Global monetary policy convergence
The big focus this week is on whether the Fed will either hike rates, announce Quantitative Tighening (QT) aka balance sheet normalization, do both, or do nothing.... but a bigger set of trends are playing out at a global level in the monetary policy space.
The key chart in this article came from a previous edition of the Weekly Macro Themes report, and shows the trend toward global monetary policy convergence.
At a global GDP weighted level, the composite monetary policy rate has been drifting steadily downwards as easing in emerging markets has offset nascent policy normalization in developed economies.
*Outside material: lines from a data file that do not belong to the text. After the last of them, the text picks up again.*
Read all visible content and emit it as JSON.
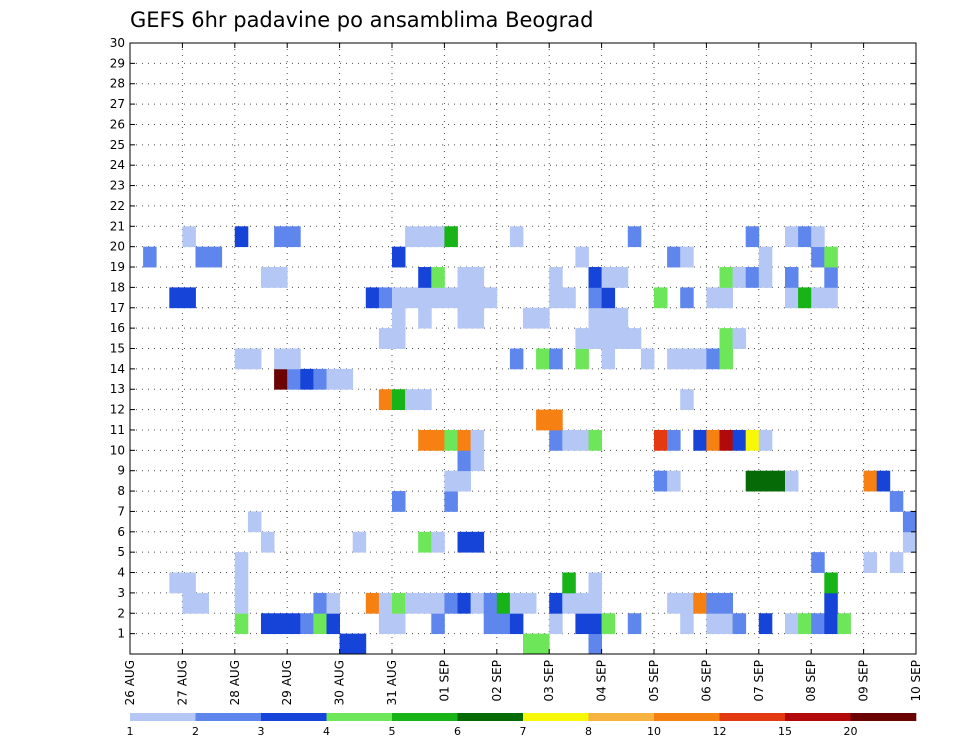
{
  "chart_data": {
    "type": "heatmap",
    "title": "GEFS 6hr padavine po ansamblima Beograd",
    "xlabel": "",
    "ylabel": "",
    "x_ticks": [
      "26 AUG",
      "27 AUG",
      "28 AUG",
      "29 AUG",
      "30 AUG",
      "31 AUG",
      "01 SEP",
      "02 SEP",
      "03 SEP",
      "04 SEP",
      "05 SEP",
      "06 SEP",
      "07 SEP",
      "08 SEP",
      "09 SEP",
      "10 SEP"
    ],
    "y_ticks": [
      "1",
      "2",
      "3",
      "4",
      "5",
      "6",
      "7",
      "8",
      "9",
      "10",
      "11",
      "12",
      "13",
      "14",
      "15",
      "16",
      "17",
      "18",
      "19",
      "20",
      "21",
      "22",
      "23",
      "24",
      "25",
      "26",
      "27",
      "28",
      "29",
      "30"
    ],
    "xlim": [
      0,
      60
    ],
    "ylim": [
      0,
      30
    ],
    "grid": true,
    "colorbar": {
      "labels": [
        "1",
        "2",
        "3",
        "4",
        "5",
        "6",
        "7",
        "8",
        "10",
        "12",
        "15",
        "20"
      ],
      "colors": [
        "#b5c7f4",
        "#5f86ec",
        "#1744d8",
        "#6ee65a",
        "#17b317",
        "#066b06",
        "#f7f708",
        "#f7b340",
        "#f78012",
        "#e33a12",
        "#b20a0a",
        "#6b0303"
      ]
    },
    "cells": [
      [
        16,
        0,
        3
      ],
      [
        17,
        0,
        3
      ],
      [
        30,
        0,
        4
      ],
      [
        31,
        0,
        4
      ],
      [
        35,
        0,
        2
      ],
      [
        8,
        1,
        4
      ],
      [
        10,
        1,
        3
      ],
      [
        11,
        1,
        3
      ],
      [
        12,
        1,
        3
      ],
      [
        13,
        1,
        2
      ],
      [
        14,
        1,
        4
      ],
      [
        15,
        1,
        3
      ],
      [
        19,
        1,
        1
      ],
      [
        20,
        1,
        1
      ],
      [
        23,
        1,
        2
      ],
      [
        27,
        1,
        2
      ],
      [
        28,
        1,
        2
      ],
      [
        29,
        1,
        3
      ],
      [
        32,
        1,
        1
      ],
      [
        34,
        1,
        3
      ],
      [
        35,
        1,
        3
      ],
      [
        36,
        1,
        4
      ],
      [
        38,
        1,
        2
      ],
      [
        42,
        1,
        1
      ],
      [
        44,
        1,
        1
      ],
      [
        45,
        1,
        1
      ],
      [
        46,
        1,
        2
      ],
      [
        48,
        1,
        3
      ],
      [
        50,
        1,
        1
      ],
      [
        51,
        1,
        4
      ],
      [
        52,
        1,
        2
      ],
      [
        53,
        1,
        3
      ],
      [
        54,
        1,
        4
      ],
      [
        4,
        2,
        1
      ],
      [
        5,
        2,
        1
      ],
      [
        8,
        2,
        1
      ],
      [
        14,
        2,
        2
      ],
      [
        15,
        2,
        1
      ],
      [
        18,
        2,
        9
      ],
      [
        19,
        2,
        1
      ],
      [
        20,
        2,
        4
      ],
      [
        21,
        2,
        1
      ],
      [
        22,
        2,
        1
      ],
      [
        23,
        2,
        1
      ],
      [
        24,
        2,
        2
      ],
      [
        25,
        2,
        3
      ],
      [
        26,
        2,
        1
      ],
      [
        27,
        2,
        2
      ],
      [
        28,
        2,
        5
      ],
      [
        29,
        2,
        1
      ],
      [
        30,
        2,
        1
      ],
      [
        32,
        2,
        3
      ],
      [
        33,
        2,
        1
      ],
      [
        34,
        2,
        1
      ],
      [
        35,
        2,
        1
      ],
      [
        41,
        2,
        1
      ],
      [
        42,
        2,
        1
      ],
      [
        43,
        2,
        9
      ],
      [
        44,
        2,
        2
      ],
      [
        45,
        2,
        2
      ],
      [
        53,
        2,
        3
      ],
      [
        3,
        3,
        1
      ],
      [
        4,
        3,
        1
      ],
      [
        8,
        3,
        1
      ],
      [
        33,
        3,
        5
      ],
      [
        35,
        3,
        1
      ],
      [
        53,
        3,
        5
      ],
      [
        8,
        4,
        1
      ],
      [
        52,
        4,
        2
      ],
      [
        56,
        4,
        1
      ],
      [
        58,
        4,
        1
      ],
      [
        10,
        5,
        1
      ],
      [
        17,
        5,
        1
      ],
      [
        22,
        5,
        4
      ],
      [
        23,
        5,
        1
      ],
      [
        25,
        5,
        3
      ],
      [
        26,
        5,
        3
      ],
      [
        59,
        5,
        1
      ],
      [
        9,
        6,
        1
      ],
      [
        59,
        6,
        2
      ],
      [
        20,
        7,
        2
      ],
      [
        24,
        7,
        2
      ],
      [
        58,
        7,
        2
      ],
      [
        56,
        8,
        9
      ],
      [
        57,
        8,
        3
      ],
      [
        24,
        8,
        1
      ],
      [
        25,
        8,
        1
      ],
      [
        40,
        8,
        2
      ],
      [
        41,
        8,
        1
      ],
      [
        47,
        8,
        6
      ],
      [
        48,
        8,
        6
      ],
      [
        49,
        8,
        6
      ],
      [
        50,
        8,
        1
      ],
      [
        25,
        9,
        2
      ],
      [
        26,
        9,
        1
      ],
      [
        22,
        10,
        9
      ],
      [
        23,
        10,
        9
      ],
      [
        24,
        10,
        4
      ],
      [
        25,
        10,
        9
      ],
      [
        26,
        10,
        1
      ],
      [
        32,
        10,
        2
      ],
      [
        33,
        10,
        1
      ],
      [
        34,
        10,
        1
      ],
      [
        35,
        10,
        4
      ],
      [
        40,
        10,
        10
      ],
      [
        41,
        10,
        2
      ],
      [
        43,
        10,
        3
      ],
      [
        44,
        10,
        9
      ],
      [
        45,
        10,
        11
      ],
      [
        46,
        10,
        3
      ],
      [
        47,
        10,
        7
      ],
      [
        48,
        10,
        1
      ],
      [
        31,
        11,
        9
      ],
      [
        32,
        11,
        9
      ],
      [
        19,
        12,
        9
      ],
      [
        20,
        12,
        5
      ],
      [
        21,
        12,
        1
      ],
      [
        22,
        12,
        1
      ],
      [
        42,
        12,
        1
      ],
      [
        11,
        13,
        12
      ],
      [
        12,
        13,
        2
      ],
      [
        13,
        13,
        3
      ],
      [
        14,
        13,
        2
      ],
      [
        15,
        13,
        1
      ],
      [
        16,
        13,
        1
      ],
      [
        8,
        14,
        1
      ],
      [
        9,
        14,
        1
      ],
      [
        11,
        14,
        1
      ],
      [
        12,
        14,
        1
      ],
      [
        29,
        14,
        2
      ],
      [
        31,
        14,
        4
      ],
      [
        32,
        14,
        2
      ],
      [
        34,
        14,
        4
      ],
      [
        36,
        14,
        1
      ],
      [
        39,
        14,
        1
      ],
      [
        41,
        14,
        1
      ],
      [
        42,
        14,
        1
      ],
      [
        43,
        14,
        1
      ],
      [
        44,
        14,
        2
      ],
      [
        45,
        14,
        4
      ],
      [
        19,
        15,
        1
      ],
      [
        20,
        15,
        1
      ],
      [
        34,
        15,
        1
      ],
      [
        35,
        15,
        1
      ],
      [
        36,
        15,
        1
      ],
      [
        37,
        15,
        1
      ],
      [
        38,
        15,
        1
      ],
      [
        45,
        15,
        4
      ],
      [
        46,
        15,
        1
      ],
      [
        20,
        16,
        1
      ],
      [
        22,
        16,
        1
      ],
      [
        25,
        16,
        1
      ],
      [
        26,
        16,
        1
      ],
      [
        30,
        16,
        1
      ],
      [
        31,
        16,
        1
      ],
      [
        35,
        16,
        1
      ],
      [
        36,
        16,
        1
      ],
      [
        37,
        16,
        1
      ],
      [
        3,
        17,
        3
      ],
      [
        4,
        17,
        3
      ],
      [
        18,
        17,
        3
      ],
      [
        19,
        17,
        2
      ],
      [
        20,
        17,
        1
      ],
      [
        21,
        17,
        1
      ],
      [
        22,
        17,
        1
      ],
      [
        23,
        17,
        1
      ],
      [
        24,
        17,
        1
      ],
      [
        25,
        17,
        1
      ],
      [
        26,
        17,
        1
      ],
      [
        27,
        17,
        1
      ],
      [
        32,
        17,
        1
      ],
      [
        33,
        17,
        1
      ],
      [
        35,
        17,
        2
      ],
      [
        36,
        17,
        3
      ],
      [
        40,
        17,
        4
      ],
      [
        42,
        17,
        2
      ],
      [
        44,
        17,
        1
      ],
      [
        45,
        17,
        1
      ],
      [
        50,
        17,
        1
      ],
      [
        51,
        17,
        5
      ],
      [
        52,
        17,
        1
      ],
      [
        53,
        17,
        1
      ],
      [
        10,
        18,
        1
      ],
      [
        11,
        18,
        1
      ],
      [
        22,
        18,
        3
      ],
      [
        23,
        18,
        4
      ],
      [
        25,
        18,
        1
      ],
      [
        26,
        18,
        1
      ],
      [
        32,
        18,
        1
      ],
      [
        35,
        18,
        3
      ],
      [
        36,
        18,
        1
      ],
      [
        37,
        18,
        1
      ],
      [
        45,
        18,
        4
      ],
      [
        46,
        18,
        1
      ],
      [
        47,
        18,
        2
      ],
      [
        48,
        18,
        1
      ],
      [
        50,
        18,
        2
      ],
      [
        53,
        18,
        2
      ],
      [
        1,
        19,
        2
      ],
      [
        5,
        19,
        2
      ],
      [
        6,
        19,
        2
      ],
      [
        20,
        19,
        3
      ],
      [
        34,
        19,
        1
      ],
      [
        41,
        19,
        2
      ],
      [
        42,
        19,
        1
      ],
      [
        48,
        19,
        1
      ],
      [
        52,
        19,
        2
      ],
      [
        53,
        19,
        4
      ],
      [
        4,
        20,
        1
      ],
      [
        8,
        20,
        3
      ],
      [
        11,
        20,
        2
      ],
      [
        12,
        20,
        2
      ],
      [
        21,
        20,
        1
      ],
      [
        22,
        20,
        1
      ],
      [
        23,
        20,
        1
      ],
      [
        24,
        20,
        5
      ],
      [
        29,
        20,
        1
      ],
      [
        38,
        20,
        2
      ],
      [
        47,
        20,
        2
      ],
      [
        50,
        20,
        1
      ],
      [
        51,
        20,
        2
      ],
      [
        52,
        20,
        1
      ]
    ]
  }
}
Within emerging markets the first wave of easing was the Asian economies such as China, and more recently it's the commodity producers such as Brazil, Russia, and South Africa - who've experienced more stable currencies and thus have had less of an imperative to defend their currencies with high interest rates.
But the main point is that at an aggregate level emerging market economies are net-cutting interest rates, and historically this has had a stimulatory effect on growth in emerging market economies.
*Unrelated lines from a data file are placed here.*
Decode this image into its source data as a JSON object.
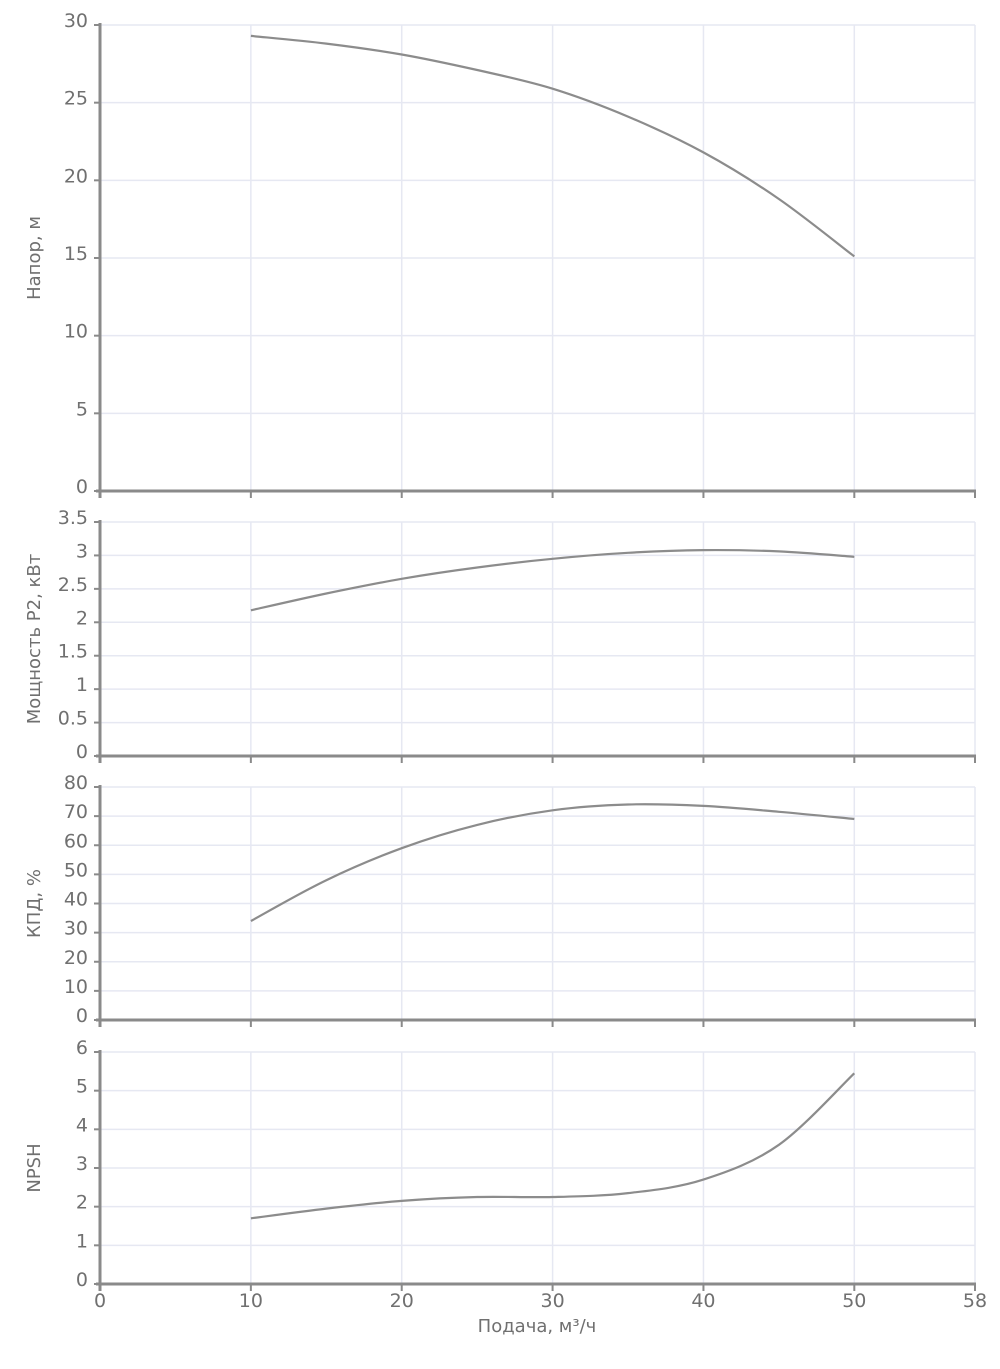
{
  "chart_data": [
    {
      "type": "line",
      "title": "",
      "xlabel": "Подача, м³/ч",
      "ylabel": "Напор, м",
      "xlim": [
        0,
        58
      ],
      "ylim": [
        0,
        30
      ],
      "yticks": [
        0,
        5,
        10,
        15,
        20,
        25,
        30
      ],
      "xticks": [
        0,
        10,
        20,
        30,
        40,
        50,
        58
      ],
      "grid": true,
      "series": [
        {
          "name": "Напор",
          "x": [
            10,
            15,
            20,
            25,
            30,
            35,
            40,
            45,
            50
          ],
          "values": [
            29.3,
            28.8,
            28.1,
            27.1,
            25.9,
            24.1,
            21.8,
            18.8,
            15.1
          ]
        }
      ]
    },
    {
      "type": "line",
      "title": "",
      "xlabel": "Подача, м³/ч",
      "ylabel": "Мощность P2, кВт",
      "xlim": [
        0,
        58
      ],
      "ylim": [
        0,
        3.5
      ],
      "yticks": [
        0,
        0.5,
        1,
        1.5,
        2,
        2.5,
        3,
        3.5
      ],
      "xticks": [
        0,
        10,
        20,
        30,
        40,
        50,
        58
      ],
      "grid": true,
      "series": [
        {
          "name": "Мощность P2",
          "x": [
            10,
            15,
            20,
            25,
            30,
            35,
            40,
            45,
            50
          ],
          "values": [
            2.18,
            2.43,
            2.65,
            2.82,
            2.95,
            3.04,
            3.08,
            3.06,
            2.98
          ]
        }
      ]
    },
    {
      "type": "line",
      "title": "",
      "xlabel": "Подача, м³/ч",
      "ylabel": "КПД, %",
      "xlim": [
        0,
        58
      ],
      "ylim": [
        0,
        80
      ],
      "yticks": [
        0,
        10,
        20,
        30,
        40,
        50,
        60,
        70,
        80
      ],
      "xticks": [
        0,
        10,
        20,
        30,
        40,
        50,
        58
      ],
      "grid": true,
      "series": [
        {
          "name": "КПД",
          "x": [
            10,
            15,
            20,
            25,
            30,
            35,
            40,
            45,
            50
          ],
          "values": [
            34,
            48,
            59,
            67,
            72,
            74,
            73.5,
            71.5,
            69
          ]
        }
      ]
    },
    {
      "type": "line",
      "title": "",
      "xlabel": "Подача, м³/ч",
      "ylabel": "NPSH",
      "xlim": [
        0,
        58
      ],
      "ylim": [
        0,
        6
      ],
      "yticks": [
        0,
        1,
        2,
        3,
        4,
        5,
        6
      ],
      "xticks": [
        0,
        10,
        20,
        30,
        40,
        50,
        58
      ],
      "grid": true,
      "series": [
        {
          "name": "NPSH",
          "x": [
            10,
            15,
            20,
            25,
            30,
            35,
            40,
            45,
            50
          ],
          "values": [
            1.7,
            1.95,
            2.15,
            2.25,
            2.25,
            2.35,
            2.7,
            3.6,
            5.45
          ]
        }
      ]
    }
  ],
  "x_axis": {
    "title": "Подача, м³/ч",
    "ticks": [
      "0",
      "10",
      "20",
      "30",
      "40",
      "50",
      "58"
    ]
  },
  "panels": [
    {
      "id": "head",
      "ylabel": "Напор, м",
      "yticks": [
        "0",
        "5",
        "10",
        "15",
        "20",
        "25",
        "30"
      ]
    },
    {
      "id": "power",
      "ylabel": "Мощность P2, кВт",
      "yticks": [
        "0",
        "0.5",
        "1",
        "1.5",
        "2",
        "2.5",
        "3",
        "3.5"
      ]
    },
    {
      "id": "efficiency",
      "ylabel": "КПД, %",
      "yticks": [
        "0",
        "10",
        "20",
        "30",
        "40",
        "50",
        "60",
        "70",
        "80"
      ]
    },
    {
      "id": "npsh",
      "ylabel": "NPSH",
      "yticks": [
        "0",
        "1",
        "2",
        "3",
        "4",
        "5",
        "6"
      ]
    }
  ],
  "colors": {
    "curve": "#8c8c8c",
    "axis": "#8a8a8a",
    "grid": "#e6e8f2",
    "text": "#707070"
  }
}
At the same time the monetary tides are turning in developed economies: monetary policy normalization is now well underway in America, and Canada is now also hiking rates, and the ECB has probably reached a turning point in its easing program.
The result is convergence in global monetary policy rates, and on balance actually a lower global GDP weighted policy rate as the easing in emerging markets offsets the tightening in developed economies. At a global level this should mean a net-positive impulse to growth but it also may create some divergences in economic performance and is sure to result in more differentiated opportunities across global markets. So this is likely to be a key theme for investors.